Document 2-3 pre-mortem failure modes with every significant decision — hindsight will erase them
For significant decisions, add a fifth field documenting pre-mortem risks (2-3 specific ways the decision could fail) to preserve concerns that hindsight bias will erase.
Why This Is a Rule
Hindsight bias is remarkably efficient at erasing pre-decision concerns. Once a decision succeeds, you "always knew it would work." Once it fails, you "always had a bad feeling about it." In both cases, your actual state of uncertainty at the time of the decision — the specific risks you were worried about — gets overwritten by the outcome narrative.

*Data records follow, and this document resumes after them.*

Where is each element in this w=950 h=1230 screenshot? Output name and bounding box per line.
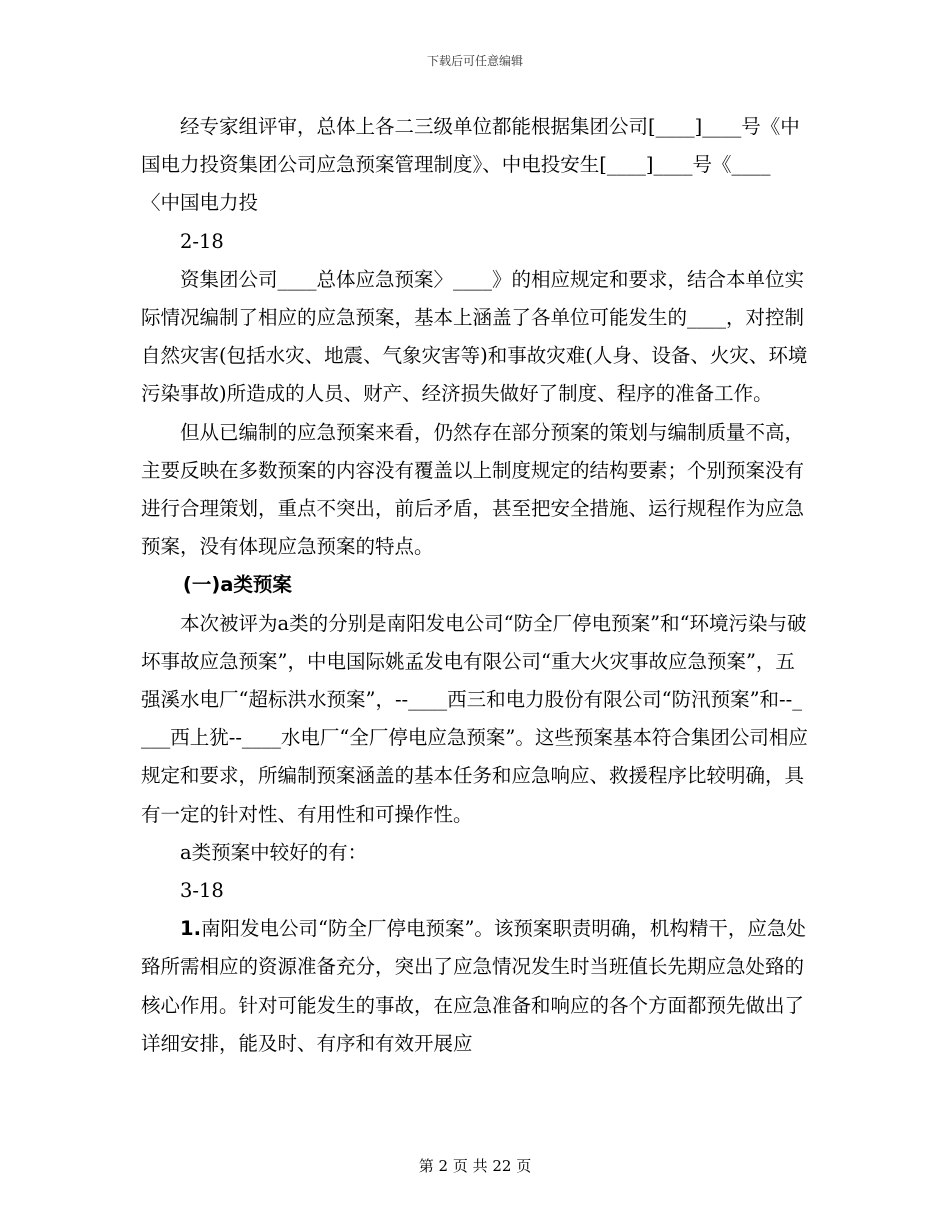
paragraph-a-class-good: a类预案中较好的有：: [180, 840, 368, 864]
paragraph-a-class-list: 本次被评为a类的分别是南阳发电公司“防全厂停电预案”和“环境污染与破坏事故应急预案”，中电国际姚孟发电有限公司“重大火灾事故应急预案”，五强溪水电厂“超标洪水预案”，--____西三和电力股份有限公司“防汛预案”和--____西上犹--____水电厂“全厂停电应急预案”。这些预案基本符合集团公司相应规定和要求，所编制预案涵盖的基本任务和应急响应、救援程序比较明确，具有一定的针对性、有用性和可操作性。: [141, 611, 808, 826]
list-item-text: 南阳发电公司“防全厂停电预案”。该预案职责明确，机构精干，应急处臵所需相应的资源准备充分，突出了应急情况发生时当班值长先期应急处臵的核心作用。针对可能发生的事故，在应急准备和响应的各个方面都预先做出了详细安排，能及时、有序和有效开展应: [141, 917, 806, 1055]
list-item-1: [141, 910, 809, 1063]
page-header: 下载后可任意编辑: [426, 54, 523, 68]
document-body: [141, 108, 809, 1063]
page-footer: 第 2 页 共 22 页: [418, 1157, 532, 1175]
page-marker: 3-18: [180, 879, 224, 903]
paragraph-problems: 但从已编制的应急预案来看，仍然存在部分预案的策划与编制质量不高，主要反映在多数预案的内容没有覆盖以上制度规定的结构要素；个别预案没有进行合理策划，重点不突出，前后矛盾，甚至把安全措施、运行规程作为应急预案，没有体现应急预案的特点。: [141, 420, 805, 559]
paragraph-review-continued: 资集团公司____总体应急预案〉____》的相应规定和要求，结合本单位实际情况编制了相应的应急预案，基本上涵盖了各单位可能发生的____，对控制自然灾害(包括水灾、地震、气象灾害等)和事故灾难(人身、设备、火灾、环境污染事故)所造成的人员、财产、经济损失做好了制度、程序的准备工作。: [141, 267, 808, 406]
list-item-number: 1.: [180, 917, 201, 941]
page-marker: 2-18: [180, 229, 224, 253]
paragraph-review-intro: 经专家组评审，总体上各二三级单位都能根据集团公司[____]____号《中国电力投资集团公司应急预案管理制度》、中电投安生[____]____号《____〈中国电力投: [141, 115, 800, 215]
section-heading-a-class: (一)a类预案: [182, 573, 292, 597]
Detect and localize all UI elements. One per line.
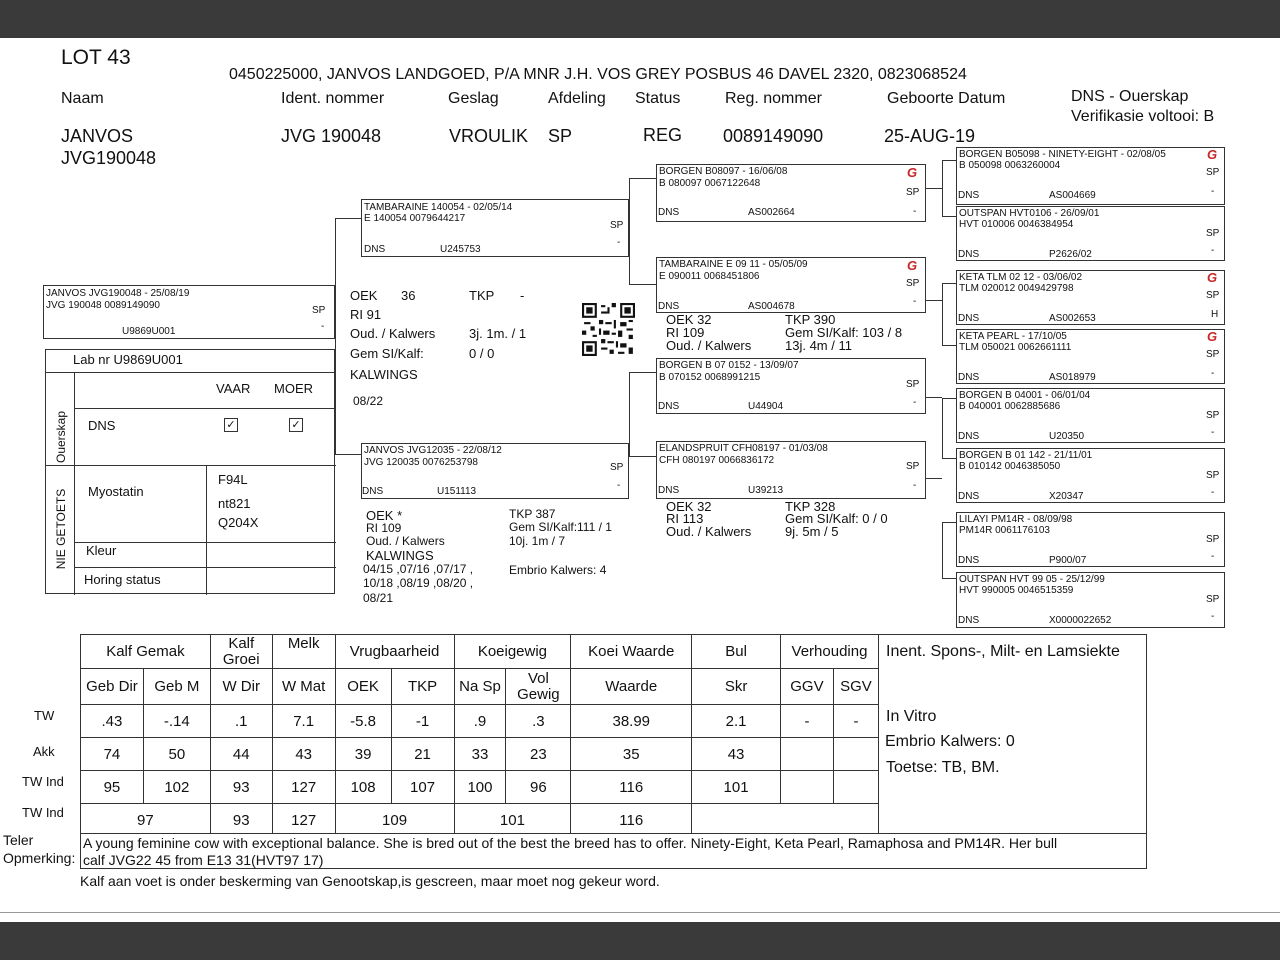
pedigree-line [942, 345, 956, 346]
toetse-text: Toetse: TB, BM. [886, 759, 1000, 776]
sub-header: Na Sp [454, 669, 506, 705]
myostatin-f94l: F94L [218, 472, 248, 487]
box-ids: TLM 050021 0062661111 [959, 342, 1072, 353]
box-dash: - [913, 206, 917, 217]
akk-cell: 35 [571, 738, 692, 771]
box-dash: - [1211, 186, 1215, 197]
sub-header: W Dir [210, 669, 272, 705]
sub-header: Vol Gewig [506, 669, 571, 705]
sire-oek-label: OEK [350, 288, 378, 303]
box-code: P900/07 [1049, 555, 1087, 566]
box-title: OUTSPAN HVT0106 - 26/09/01 [959, 208, 1100, 219]
twind-cell: 102 [143, 771, 210, 804]
box-sp: SP [906, 278, 920, 289]
pedigree-line [629, 372, 656, 373]
box-code: AS004669 [1049, 190, 1096, 201]
sub-header: W Mat [272, 669, 335, 705]
pedigree-line [629, 372, 630, 456]
sire-pedigree-box [361, 199, 629, 257]
pedigree-line [926, 300, 942, 301]
society-logo-icon: G [1207, 329, 1218, 344]
great-grandparent-box [956, 572, 1225, 628]
sire-sire-box [656, 164, 926, 222]
sub-header: Waarde [571, 669, 692, 705]
tw-cell: - [780, 705, 833, 738]
myostatin-label: Myostatin [88, 484, 144, 499]
twind-cell: 96 [506, 771, 571, 804]
vaar-checkbox: ✓ [224, 418, 238, 432]
pedigree-line [629, 178, 656, 179]
box-title: TAMBARAINE E 09 11 - 05/05/09 [659, 259, 808, 270]
box-title: TAMBARAINE 140054 - 02/05/14 [364, 202, 513, 213]
pedigree-line [629, 178, 630, 284]
dam-oud-value: 10j. 1m / 7 [509, 534, 566, 548]
box-ids: B 080097 0067122648 [659, 178, 761, 189]
group-header: Kalf Gemak [81, 635, 211, 669]
bottom-bar [0, 922, 1280, 960]
group-header: Melk [272, 635, 335, 669]
sub-header: Skr [692, 669, 781, 705]
box-code: U39213 [748, 485, 784, 496]
animal-geslag: VROULIK [449, 126, 529, 146]
box-dns: DNS [958, 249, 980, 260]
dd-oud-label: Oud. / Kalwers [666, 524, 752, 539]
dam-ri: RI 109 [366, 521, 402, 535]
horing-label: Horing status [84, 572, 161, 587]
great-grandparent-box [956, 512, 1225, 567]
box-dash: - [617, 480, 621, 491]
teler-label: Teler [3, 832, 34, 848]
box-title: BORGEN B 04001 - 06/01/04 [959, 390, 1091, 401]
box-dash: - [1211, 245, 1215, 256]
dam-pedigree-box [361, 443, 629, 499]
side-info-box [879, 634, 1147, 834]
box-title: BORGEN B 07 0152 - 13/09/07 [659, 360, 799, 371]
header-verifikasie: Verifikasie voltooi: B [1071, 108, 1215, 125]
lab-box [45, 349, 335, 594]
tw-cell: - [833, 705, 878, 738]
akk-cell: 50 [143, 738, 210, 771]
header-status: Status [635, 90, 681, 107]
sd-oud-label: Oud. / Kalwers [666, 338, 752, 353]
animal-name-1: JANVOS [61, 126, 134, 146]
box-dns: DNS [658, 207, 680, 218]
header-geslag: Geslag [448, 90, 499, 107]
sire-gem-label: Gem SI/Kalf: [350, 346, 424, 361]
tw-cell: .9 [454, 705, 506, 738]
pedigree-line [942, 216, 956, 217]
box-ids: TLM 020012 0049429798 [959, 283, 1074, 294]
twind-cell: 107 [391, 771, 454, 804]
akk-cell: 43 [272, 738, 335, 771]
lab-vaar: VAAR [216, 381, 251, 396]
dd-oud-value: 9j. 5m / 5 [785, 524, 839, 539]
sire-dam-box [656, 257, 926, 313]
box-dash: - [913, 296, 917, 307]
lot-number: LOT 43 [61, 46, 131, 69]
box-ids: CFH 080197 0066836172 [659, 455, 775, 466]
opmerking-label: Opmerking: [3, 850, 76, 866]
nie-getoets-label: NIE GETOETS [54, 488, 68, 570]
akk-cell [780, 738, 833, 771]
dam-oek: OEK * [366, 508, 403, 523]
box-title: JANVOS JVG190048 - 25/08/19 [46, 288, 190, 299]
sub-header: Geb M [143, 669, 210, 705]
box-dns: DNS [958, 491, 980, 502]
header-naam: Naam [61, 90, 104, 107]
header-geboorte: Geboorte Datum [887, 90, 1006, 107]
dam-embrio: Embrio Kalwers: 4 [509, 563, 607, 577]
twind-cell: 108 [335, 771, 391, 804]
twind-cell: 95 [81, 771, 144, 804]
sd-oud-value: 13j. 4m / 11 [785, 338, 852, 353]
header-reg: Reg. nommer [725, 90, 822, 107]
tw-cell: .3 [506, 705, 571, 738]
twind2-cell [692, 804, 781, 837]
divider [206, 465, 207, 595]
society-logo-icon: G [907, 258, 918, 273]
akk-cell: 21 [391, 738, 454, 771]
pedigree-line [629, 456, 656, 457]
twind-cell: 127 [272, 771, 335, 804]
great-grandparent-box [956, 270, 1225, 325]
box-title: BORGEN B 01 142 - 21/11/01 [959, 450, 1093, 461]
box-ids: B 050098 0063260004 [959, 160, 1061, 171]
box-sp: SP [610, 462, 624, 473]
animal-name-2: JVG190048 [61, 148, 157, 168]
box-dash: - [1211, 368, 1215, 379]
box-dash: - [1211, 427, 1215, 438]
box-title: OUTSPAN HVT 99 05 - 25/12/99 [959, 574, 1105, 585]
group-header: Koeigewig [454, 635, 571, 669]
box-sp: SP [906, 187, 920, 198]
pedigree-line [942, 578, 956, 579]
row-label-akk: Akk [33, 744, 55, 759]
box-dns: DNS [958, 190, 980, 201]
society-logo-icon: G [907, 165, 918, 180]
dam-sire-box [656, 358, 926, 414]
great-grandparent-box [956, 329, 1225, 384]
akk-cell: 23 [506, 738, 571, 771]
box-dns: DNS [658, 301, 680, 312]
box-code: U245753 [440, 244, 481, 255]
akk-cell: 43 [692, 738, 781, 771]
box-code: X0000022652 [1049, 615, 1112, 626]
box-code: U20350 [1049, 431, 1085, 442]
animal-ident: JVG 190048 [281, 126, 382, 146]
divider [74, 408, 336, 409]
group-header: Koei Waarde [571, 635, 692, 669]
akk-cell: 74 [81, 738, 144, 771]
box-dash: H [1211, 309, 1219, 320]
divider [46, 372, 336, 373]
animal-geboorte: 25-AUG-19 [884, 126, 976, 146]
tw-cell: 2.1 [692, 705, 781, 738]
sire-oek-value: 36 [401, 288, 416, 303]
box-ids: B 010142 0046385050 [959, 461, 1061, 472]
twind2-cell: 116 [571, 804, 692, 837]
box-dns: DNS [958, 555, 980, 566]
box-dns: DNS [362, 486, 384, 497]
box-title: LILAYI PM14R - 08/09/98 [959, 514, 1073, 525]
sd-oek: OEK 32 [666, 312, 712, 327]
box-sp: SP [906, 461, 920, 472]
sire-gem-value: 0 / 0 [469, 346, 495, 361]
akk-cell: 33 [454, 738, 506, 771]
society-logo-icon: G [1207, 147, 1218, 162]
pedigree-line [942, 458, 956, 459]
sub-header: SGV [833, 669, 878, 705]
box-dns: DNS [658, 485, 680, 496]
pedigree-line [926, 397, 942, 398]
ouerskap-label: Ouerskap [54, 410, 68, 464]
twind-cell: 116 [571, 771, 692, 804]
box-sp: SP [1206, 228, 1220, 239]
box-title: BORGEN B08097 - 16/06/08 [659, 166, 788, 177]
box-dns: DNS [958, 431, 980, 442]
dam-oud-label: Oud. / Kalwers [366, 534, 445, 548]
pedigree-line [942, 398, 956, 399]
twind2-cell: 109 [335, 804, 454, 837]
pedigree-line [926, 478, 942, 479]
kleur-label: Kleur [86, 543, 117, 558]
tw-cell: .1 [210, 705, 272, 738]
dam-tkp: TKP 387 [509, 507, 556, 521]
box-ids: B 040001 0062885686 [959, 401, 1061, 412]
group-header: Verhouding [780, 635, 878, 669]
box-title: KETA TLM 02 12 - 03/06/02 [959, 272, 1083, 283]
sub-header: TKP [391, 669, 454, 705]
header-afdeling: Afdeling [548, 90, 606, 107]
box-dash: - [913, 480, 917, 491]
box-sp: SP [1206, 290, 1220, 301]
akk-cell: 39 [335, 738, 391, 771]
tw-cell: -1 [391, 705, 454, 738]
remarks-line1: A young feminine cow with exceptional balance. She is bred out of the best the breed has to offer. Ninety-Eight, Keta Pearl, Ramaphosa and PM14R. Her bull [83, 835, 1058, 851]
animal-reg: 0089149090 [723, 126, 824, 146]
box-dns: DNS [958, 372, 980, 383]
in-vitro-text: In Vitro [886, 708, 937, 725]
box-sp: SP [1206, 167, 1220, 178]
box-title: JANVOS JVG12035 - 22/08/12 [364, 445, 502, 456]
box-dns: DNS [658, 401, 680, 412]
myostatin-q204x: Q204X [218, 515, 259, 530]
sire-kalwings-value: 08/22 [353, 394, 384, 408]
box-dash: - [617, 237, 621, 248]
tw-cell: -5.8 [335, 705, 391, 738]
dd-gem: Gem SI/Kalf: 0 / 0 [785, 511, 888, 526]
group-header: Kalf Groei [210, 635, 272, 669]
box-code: U44904 [748, 401, 784, 412]
box-ids: HVT 990005 0046515359 [959, 585, 1074, 596]
box-sp: SP [312, 305, 326, 316]
qr-code-icon [582, 303, 635, 356]
sire-kalwings-label: KALWINGS [350, 367, 418, 382]
akk-cell [833, 738, 878, 771]
header-dns-ouerskap: DNS - Ouerskap [1071, 88, 1189, 105]
twind-cell [780, 771, 833, 804]
box-code: P2626/02 [1049, 249, 1092, 260]
moer-checkbox: ✓ [289, 418, 303, 432]
dam-dam-box [656, 441, 926, 499]
twind-cell: 101 [692, 771, 781, 804]
row-label-twind: TW Ind [22, 774, 64, 789]
box-dash: - [321, 321, 325, 332]
twind2-cell: 101 [454, 804, 571, 837]
sub-header: GGV [780, 669, 833, 705]
box-ids: JVG 190048 0089149090 [46, 300, 160, 311]
box-ids: PM14R 0061176103 [959, 525, 1050, 536]
inent-text: Inent. Spons-, Milt- en Lamsiekte [886, 643, 1120, 660]
lab-number: Lab nr U9869U001 [73, 352, 183, 367]
sire-tkp-value: - [520, 288, 525, 303]
sd-gem: Gem SI/Kalf: 103 / 8 [785, 325, 903, 340]
box-ids: HVT 010006 0046384954 [959, 219, 1074, 230]
box-dash: - [1211, 487, 1215, 498]
divider [74, 567, 336, 568]
lab-dns: DNS [88, 418, 116, 433]
box-ids: E 140054 0079644217 [364, 213, 466, 224]
box-code: AS004678 [748, 301, 795, 312]
box-sp: SP [1206, 410, 1220, 421]
tw-cell: 38.99 [571, 705, 692, 738]
tw-cell: -.14 [143, 705, 210, 738]
remarks-line2: calf JVG22 45 from E13 31(HVT97 17) [83, 852, 324, 868]
twind2-cell: 97 [81, 804, 211, 837]
pedigree-line [926, 188, 942, 189]
box-sp: SP [610, 220, 624, 231]
dd-ri: RI 113 [666, 511, 704, 526]
dam-kalwings-line3: 08/21 [363, 591, 394, 605]
sire-oud-value: 3j. 1m. / 1 [469, 326, 527, 341]
sd-tkp: TKP 390 [785, 312, 836, 327]
box-sp: SP [1206, 349, 1220, 360]
animal-afdeling: SP [548, 126, 573, 146]
box-code: AS018979 [1049, 372, 1096, 383]
box-code: AS002653 [1049, 313, 1096, 324]
pedigree-line [629, 284, 656, 285]
tw-cell: .43 [81, 705, 144, 738]
footer-note: Kalf aan voet is onder beskerming van Genootskap,is gescreen, maar moet nog gekeur word. [80, 873, 660, 889]
box-title: BORGEN B05098 - NINETY-EIGHT - 02/08/05 [959, 149, 1166, 160]
group-header: Vrugbaarheid [335, 635, 454, 669]
top-bar [0, 0, 1280, 38]
great-grandparent-box [956, 388, 1225, 443]
pedigree-line [942, 522, 943, 578]
pedigree-line [942, 160, 956, 161]
group-header: Bul [692, 635, 781, 669]
dd-oek: OEK 32 [666, 499, 712, 514]
lab-moer: MOER [274, 381, 313, 396]
sire-tkp-label: TKP [469, 288, 495, 303]
header-ident: Ident. nommer [281, 90, 385, 107]
pedigree-line [942, 283, 956, 284]
performance-table [80, 634, 879, 837]
dam-kalwings-line1: 04/15 ,07/16 ,07/17 , [363, 562, 474, 576]
sire-oud-label: Oud. / Kalwers [350, 326, 436, 341]
row-label-tw: TW [34, 708, 55, 723]
box-dash: - [1211, 611, 1215, 622]
twind-cell: 100 [454, 771, 506, 804]
dam-gem: Gem SI/Kalf:111 / 1 [509, 520, 612, 534]
box-code: U151113 [437, 486, 477, 497]
society-logo-icon: G [1207, 270, 1218, 285]
box-sp: SP [1206, 470, 1220, 481]
divider [74, 372, 75, 595]
akk-cell: 44 [210, 738, 272, 771]
remarks-box [80, 833, 1147, 869]
box-dns: DNS [364, 244, 386, 255]
box-dash: - [913, 397, 917, 408]
box-code: X20347 [1049, 491, 1084, 502]
myostatin-nt821: nt821 [218, 496, 251, 511]
twind-cell: 93 [210, 771, 272, 804]
bottom-divider [0, 912, 1280, 913]
box-sp: SP [1206, 594, 1220, 605]
box-code: AS002664 [748, 207, 795, 218]
sd-ri: RI 109 [666, 325, 705, 340]
box-dash: - [1211, 551, 1215, 562]
great-grandparent-box [956, 147, 1225, 205]
pedigree-line [942, 283, 943, 345]
pedigree-line [942, 160, 943, 216]
twind2-cell [833, 804, 878, 837]
sire-ri: RI 91 [350, 307, 382, 322]
great-grandparent-box [956, 206, 1225, 261]
animal-status: REG [643, 125, 683, 145]
box-title: KETA PEARL - 17/10/05 [959, 331, 1067, 342]
pedigree-line [942, 398, 943, 458]
box-dns: DNS [958, 313, 980, 324]
box-code: U9869U001 [122, 326, 176, 337]
pedigree-line [335, 218, 336, 454]
box-ids: B 070152 0068991215 [659, 372, 761, 383]
divider [46, 465, 336, 466]
great-grandparent-box [956, 448, 1225, 503]
self-pedigree-box [43, 285, 335, 339]
box-dns: DNS [958, 615, 980, 626]
twind2-cell: 127 [272, 804, 335, 837]
row-label-twind-2: TW Ind [22, 805, 64, 820]
box-sp: SP [1206, 534, 1220, 545]
pedigree-line [335, 454, 361, 455]
box-ids: E 090011 0068451806 [659, 271, 760, 282]
dam-kalwings-label: KALWINGS [366, 548, 434, 563]
dd-tkp: TKP 328 [785, 499, 836, 514]
pedigree-line [335, 218, 361, 219]
box-title: ELANDSPRUIT CFH08197 - 01/03/08 [659, 443, 828, 454]
tw-cell: 7.1 [272, 705, 335, 738]
sub-header: OEK [335, 669, 391, 705]
dam-kalwings-line2: 10/18 ,08/19 ,08/20 , [363, 576, 474, 590]
sub-header: Geb Dir [81, 669, 144, 705]
embrio-text: Embrio Kalwers: 0 [885, 733, 1015, 750]
twind2-cell [780, 804, 833, 837]
box-sp: SP [906, 379, 920, 390]
twind2-cell: 93 [210, 804, 272, 837]
pedigree-line [942, 522, 956, 523]
owner-line: 0450225000, JANVOS LANDGOED, P/A MNR J.H. VOS GREY POSBUS 46 DAVEL 2320, 0823068524 [229, 66, 967, 83]
box-ids: JVG 120035 0076253798 [364, 457, 478, 468]
twind-cell [833, 771, 878, 804]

Documenting 2-3 specific failure modes at the time of the decision preserves the information that hindsight bias would destroy. Six months later, when the decision is being evaluated, the pre-mortem field provides the ground truth: "At the time of this decision, we specifically worried about [X], [Y], and [Z]." This enables genuine learning: did the risks we identified materialize? Did risks we didn't identify cause the problem? Were we worried about the right things?
Without the pre-mortem field, post-decision evaluation is just hindsight storytelling — you construct a narrative that makes the outcome feel inevitable, and the narrative prevents you from learning which risks you were right about and which you missed.
When This Fires
- Documenting any significant decision (hiring, architecture, strategy, investment)
- Writing ADRs (Architecture Decision Records) or decision logs
- Committing team resources to a plan
- Any decision that will be evaluated weeks or months later
Common Failure Mode
Writing vague risks: "It might not work" or "There could be resistance." These are so generic that they can't be evaluated post-decision. The failure modes must be specific enough to be falsifiable: "The latency increase from adding this middleware layer could push P99 above our 200ms SLA" or "The new hire's management experience is in B2C, and our B2B context may require different approaches." Specific risks can be checked; vague ones can't.
The Protocol
For each significant decision, add a pre-mortem field with 2-3 entries: (1) "This decision could fail if [specific mechanism]." (2) "The biggest uncontrolled risk is [specific factor]." (3) "The signal that would tell us this is failing is [specific observable]." Write these at the time of the decision, not after. Review the pre-mortem field when evaluating the decision's outcome. The gap between predicted and actual failure modes is where your risk-assessment skill improves.